I think we do a good job of that with our school, and attract more students of color, especially at an early age, identify the talent and nurture them through the company. Then I think the cycle at some point is broken. But it’s frustratingly time consuming. 

But what happens is what would happen regardless of race. Mom and Dad decide, or the child themselves decide, that they don’t want the hard life of poverty that dancers endure. They want them to go to college and become a doctor or a lawyer or whatever. That kind of attrition happens at upper levels, no matter what race you are.

But if you’re a really talented dancer of color, and you reach the upper levels of the school, and you do hear the calling to become a professional dancer, a company the size of Atlanta is going to be bested by one of the larger companies. The demand for dancers of color, especially now, is so huge that a Houston Ballet or a Boston Ballet or a San Francisco Ballet are going to be able to lure that young, talented dancer of color to a more glamorous company and more pay. That’ll change, but for the foreseeable future, that’s the rock we’re up against. So we’re putting great hope into our pipeline and Decade 2 Dance program and things like that.

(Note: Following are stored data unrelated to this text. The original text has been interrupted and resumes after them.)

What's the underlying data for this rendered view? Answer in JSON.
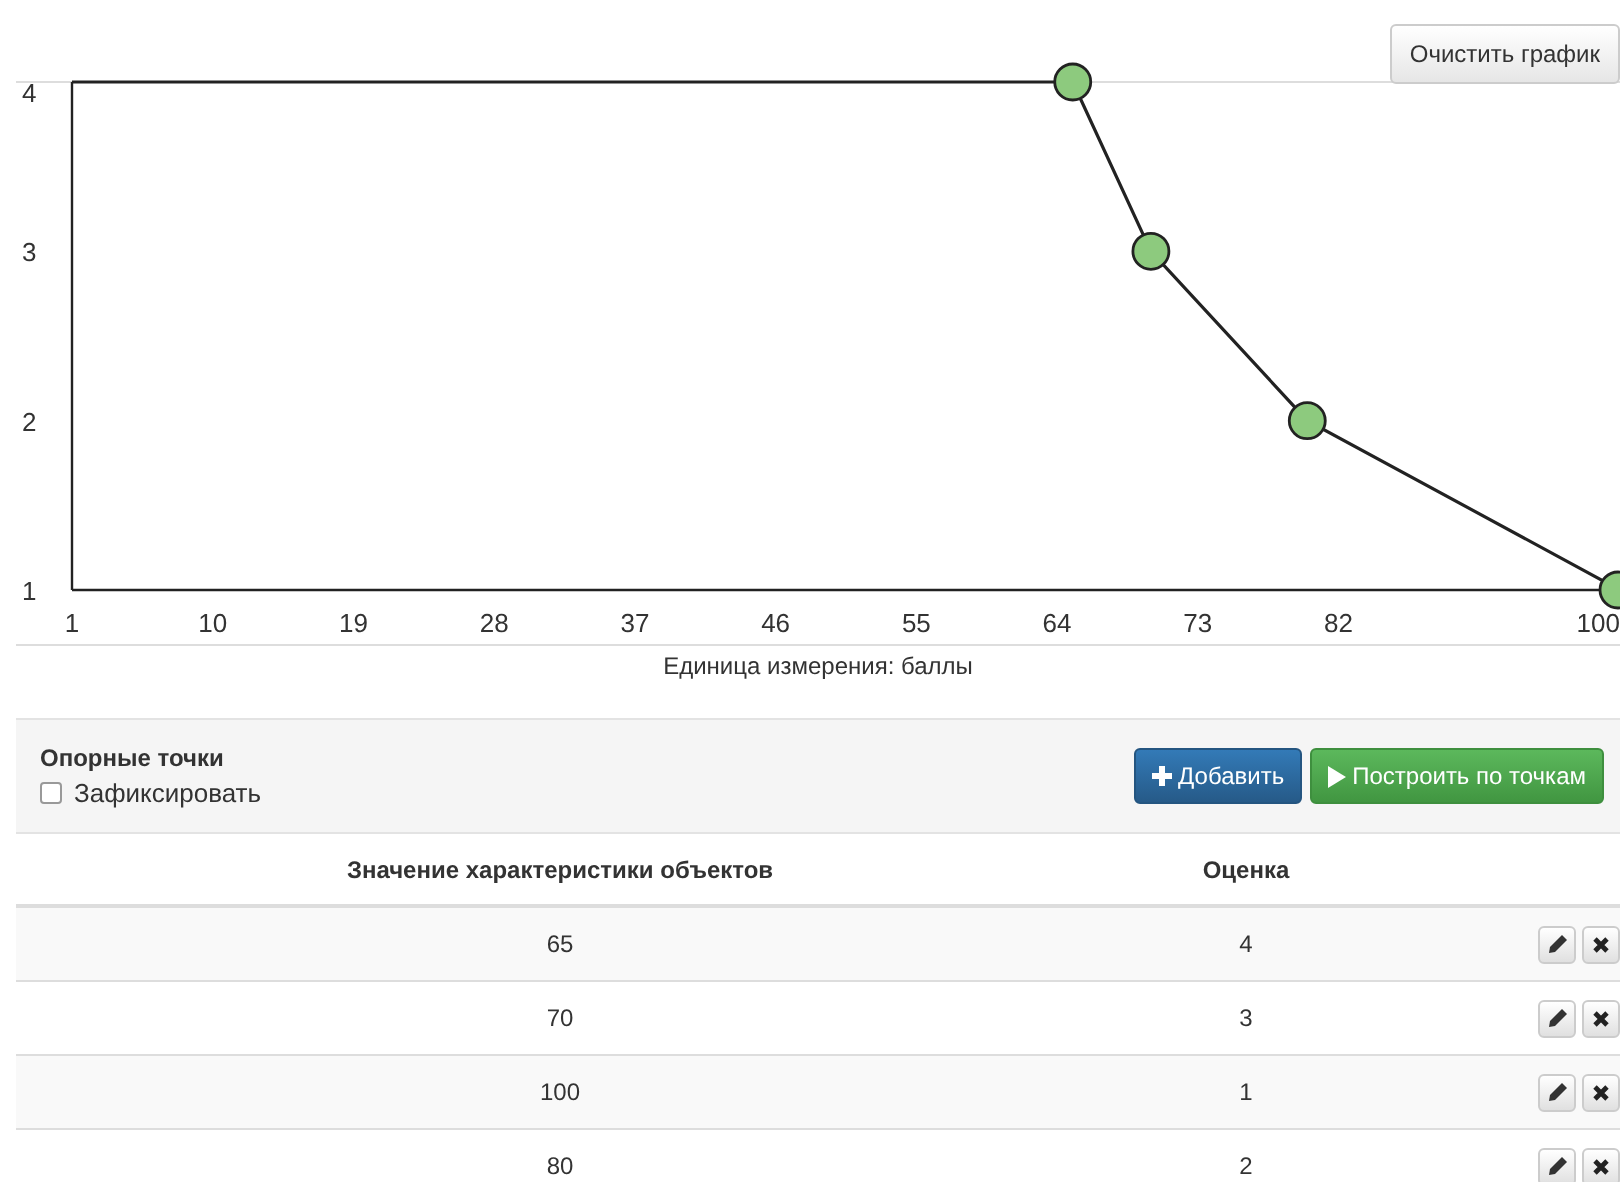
{
  "clear_button": "Очистить график",
  "chart": {
    "chart_data": {
      "type": "line",
      "xlabel": "Единица измерения: баллы",
      "xlim": [
        1,
        100
      ],
      "ylim": [
        1,
        4
      ],
      "xticks": [
        1,
        10,
        19,
        28,
        37,
        46,
        55,
        64,
        73,
        82,
        100
      ],
      "yticks": [
        1,
        2,
        3,
        4
      ],
      "series": [
        {
          "color": "#8dca7e",
          "marker": "circle",
          "x": [
            65,
            70,
            80,
            100
          ],
          "values": [
            4,
            3,
            2,
            1
          ]
        }
      ]
    }
  },
  "panel": {
    "title": "Опорные точки",
    "fix_checkbox": {
      "label": "Зафиксировать",
      "checked": false
    },
    "add_button": "Добавить",
    "build_button": "Построить по точкам"
  },
  "table": {
    "columns": [
      "Значение характеристики объектов",
      "Оценка"
    ],
    "rows": [
      {
        "value": "65",
        "score": "4"
      },
      {
        "value": "70",
        "score": "3"
      },
      {
        "value": "100",
        "score": "1"
      },
      {
        "value": "80",
        "score": "2"
      }
    ]
  }
}
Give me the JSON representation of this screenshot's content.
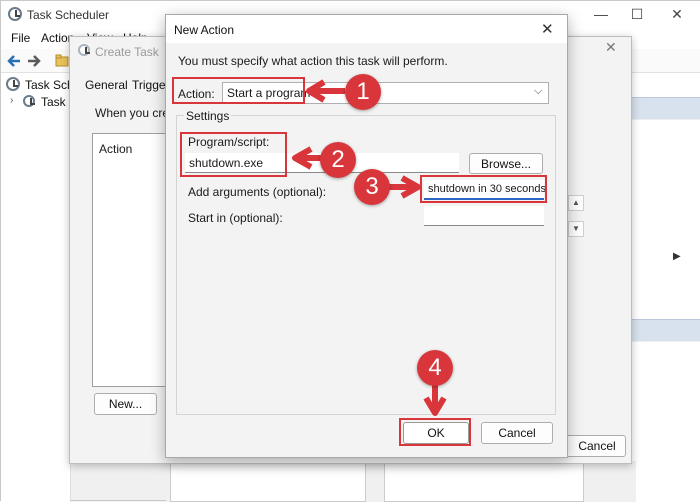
{
  "task_scheduler": {
    "title": "Task Scheduler",
    "menu": [
      "File",
      "Action",
      "View",
      "Help"
    ],
    "tree": [
      "Task Schedu",
      "Task Sc"
    ]
  },
  "create_task": {
    "title": "Create Task",
    "tabs": [
      "General",
      "Triggers"
    ],
    "description": "When you crea",
    "list_header": "Action",
    "new_button": "New...",
    "cancel_button": "Cancel"
  },
  "new_action": {
    "title": "New Action",
    "description": "You must specify what action this task will perform.",
    "action_label": "Action:",
    "action_value": "Start a program",
    "settings_label": "Settings",
    "program_label": "Program/script:",
    "program_value": "shutdown.exe",
    "browse_button": "Browse...",
    "arguments_label": "Add arguments (optional):",
    "arguments_value": "shutdown in 30 seconds",
    "start_in_label": "Start in (optional):",
    "start_in_value": "",
    "ok_button": "OK",
    "cancel_button": "Cancel"
  },
  "callouts": [
    "1",
    "2",
    "3",
    "4"
  ],
  "colors": {
    "highlight": "#d9363b",
    "accent": "#2a66c4"
  }
}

 ArtsATL: Do you have any advice for your successor?

 Jacobus: (laughs) Very few successors want to hear their predecessor’s advice. But I really don’t have any advice, except this is a great institution. It’s a great board. It’s a great company. I think there’s a lot of potential for new blood, or someone coming in with fresh ideas and maybe a different background, and maybe being able to elicit some change.